高木貞治の解析概論です。この本は、社会人になってから買って読んだのですが、解析学の教科書としては非常に素直な構成で説明もすっきりしていて分かりやすいです。昔の本なので古臭いのかと思ったら、そんなこともなく必要なことが過不足なく書いてあります。
今読んでみるとそんな難しいことが書いてある訳ではなく、基本的な論理展開を積み重ねて微分法、積分法が展開されていますが、大学1年生の頃は、こうした無味乾燥な大学の教科書そのものになじみがなかったので苦心したのではないかとも思います。
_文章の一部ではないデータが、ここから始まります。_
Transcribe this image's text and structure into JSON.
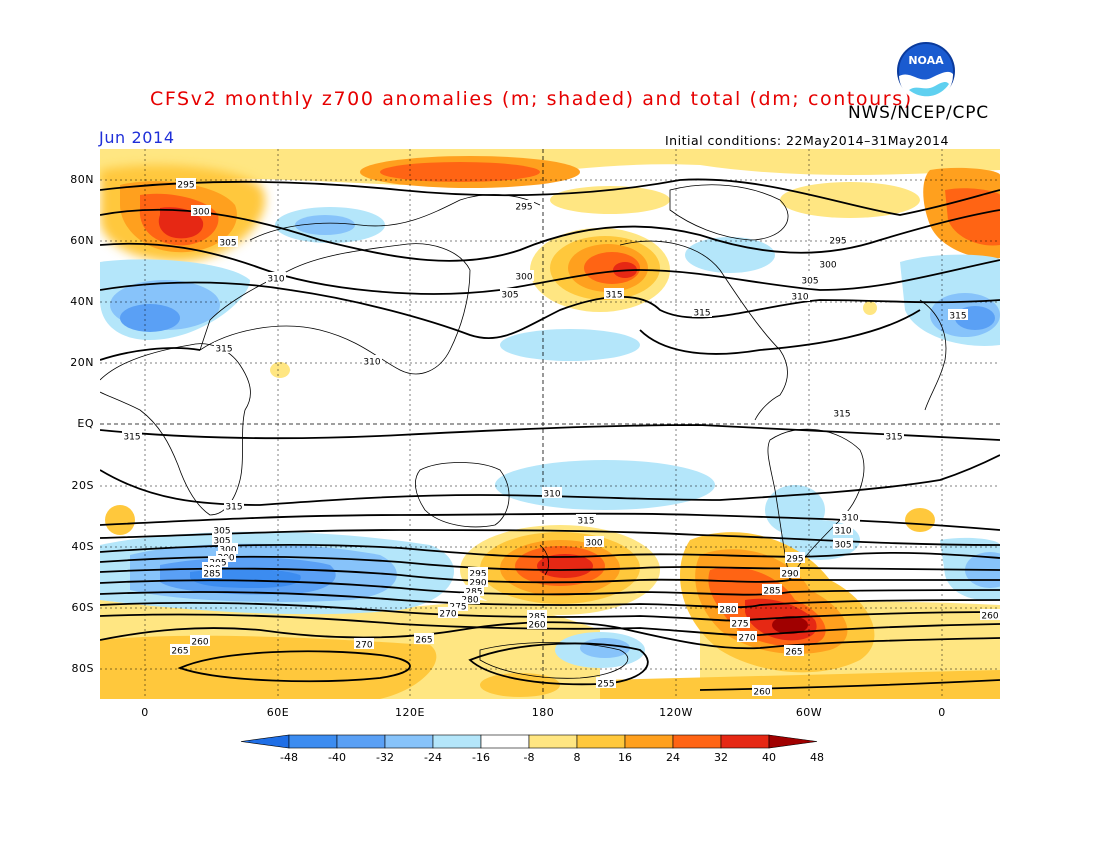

高校時代の友人で数学の教授になっている人は、高校時代にこの本を読んでいてその存在自体はずいぶん昔から知ってはいたのですが、教養時代に高校時代の微積分の延長で計算できればいいと割り切って手を抜いてしまったので、この本を買って熟読するという気には大学時代にはなりませんでした。
解析学と線形代数については、教養時代のこうした負い目がありましたが、量子力学をやるとさすがに線形代数の重要なコンセプトはヒルベルト空間を扱う際に頭に入るので、理解を時が解決してくれました。他方、解析学については、複素解析やフーリエ解析は物理数学もあり、一通り必要なコンセプトと計算は分かっていたのですが、教養の解析は、適当に流していたのでいつかちゃんと勉強し直さなくてはという意識がありました。
もっとこの本早く読んでいて、大学受験が終わった春休み位から読んでいれば私の数学に対する感じ方も変わったのかもしれません。
Rudinの教科書か、こちらのいずれかが体系的に理解できたら計算は別として解析学はマスターしたといえるのではないでしょうか。